Just a few days ago I had a fascinating day demographically. That’s an awkward sentence, so here is what happened. I had the privilege of doing the early morning devotional for a men’s residential rehab program. It is a ministry attached to a local organization that works with the homeless community, but this group of men comes from every walk of life. That makes the physical compound interesting, and it makes the group of men I got to spend time with fascinating.
God is at work among them. They are committed to a program that lasts at least a year. They all brought their Bibles and were engaged in the study. And very few of them fell asleep before I was done. All of them are on the path to recovery, and all of them are part of the working of the Kingdom of God in a corner of town you might not expect.
Then I went to an invitation-only lunch where another Christian para-church organization was promoting their initiative to get every child in the Colorado foster care system into a home. The room was full of pastors, ministry leaders, and members of the community who had some financial means.
God was at work there. Hundreds of kids are being placed into Christian homes, and the ministry continues to ramp-up. It was an effort to raise awareness and get more churches involved in the ministry to fill a glaring need in our communities.
I was at both ends of the social and economic spectrum that day and walked away with a renewed sense of how grand and surprising the Kingdom of God really is.
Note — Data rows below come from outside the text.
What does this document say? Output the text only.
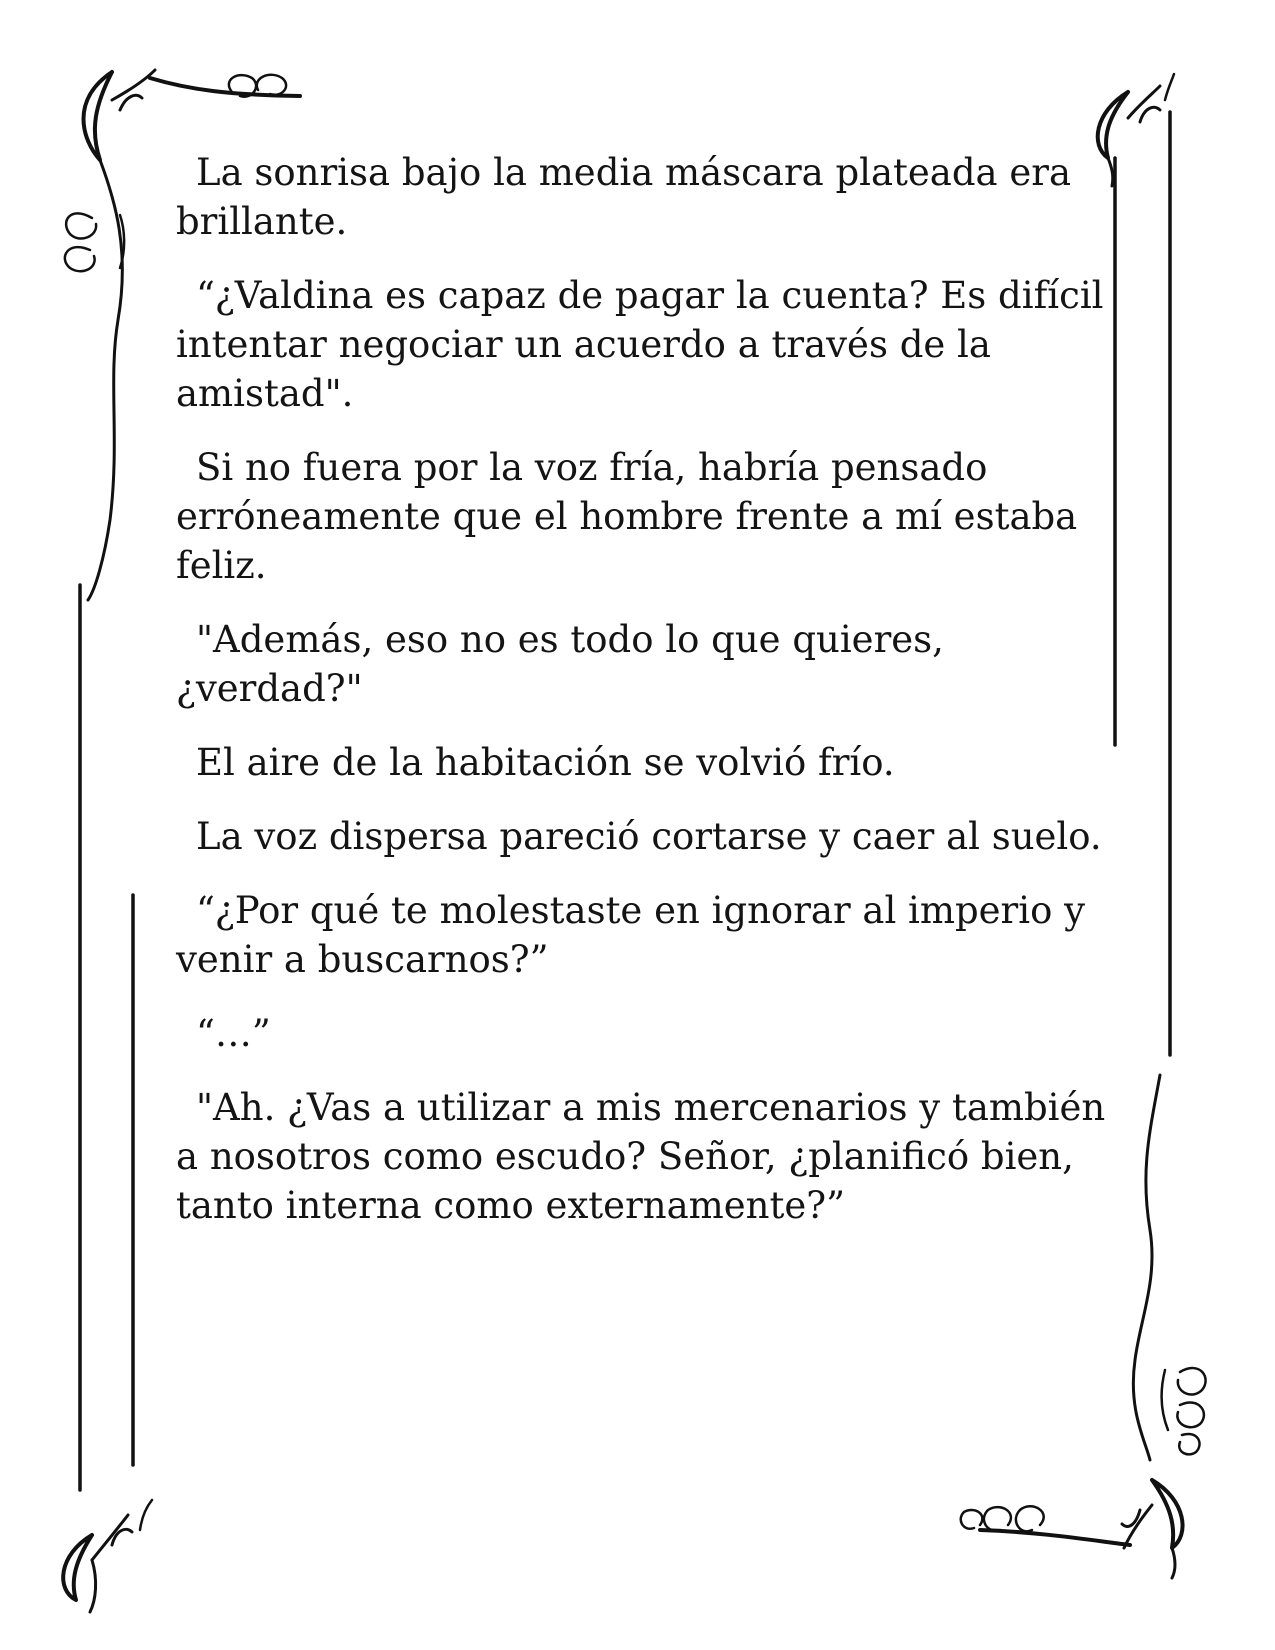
La sonrisa bajo la media máscara plateada era brillante.

“¿Valdina es capaz de pagar la cuenta? Es difícil intentar negociar un acuerdo a través de la amistad".

Si no fuera por la voz fría, habría pensado erróneamente que el hombre frente a mí estaba feliz.

"Además, eso no es todo lo que quieres, ¿verdad?"

El aire de la habitación se volvió frío.

La voz dispersa pareció cortarse y caer al suelo.

“¿Por qué te molestaste en ignorar al imperio y venir a buscarnos?”

“…”

"Ah. ¿Vas a utilizar a mis mercenarios y también a nosotros como escudo? Señor, ¿planificó bien, tanto interna como externamente?”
It is easy to get locked into my social situation, our congregation, the “typical” group of people, and so forth, and lose sight of how God is at work in every corner of our culture.
In Jesus’ Parable of the Sower, none of the soil is about social class. The soil is all about the receptivity of an individual life and the work of God there. The sowers scatter the seed wherever they are given the opportunity to do so, and then God takes over. If a man needs a controlled environment for a year in order to break the addiction tearing his life apart, God can be at work there. If a room of people with influence and money can be part of a ministry to an entire class of kids in need, God can be at work there.
Pastor, be encouraged that the Kingdom is bigger than what you will see this week. Be humbled that it is bigger than you are. Be amazed at the sometimes silent and hidden work of God. Be faithful in your corner of the Kingdom, so that someday, the rest of us will be surprised by what God has been doing all along through your faithfulness.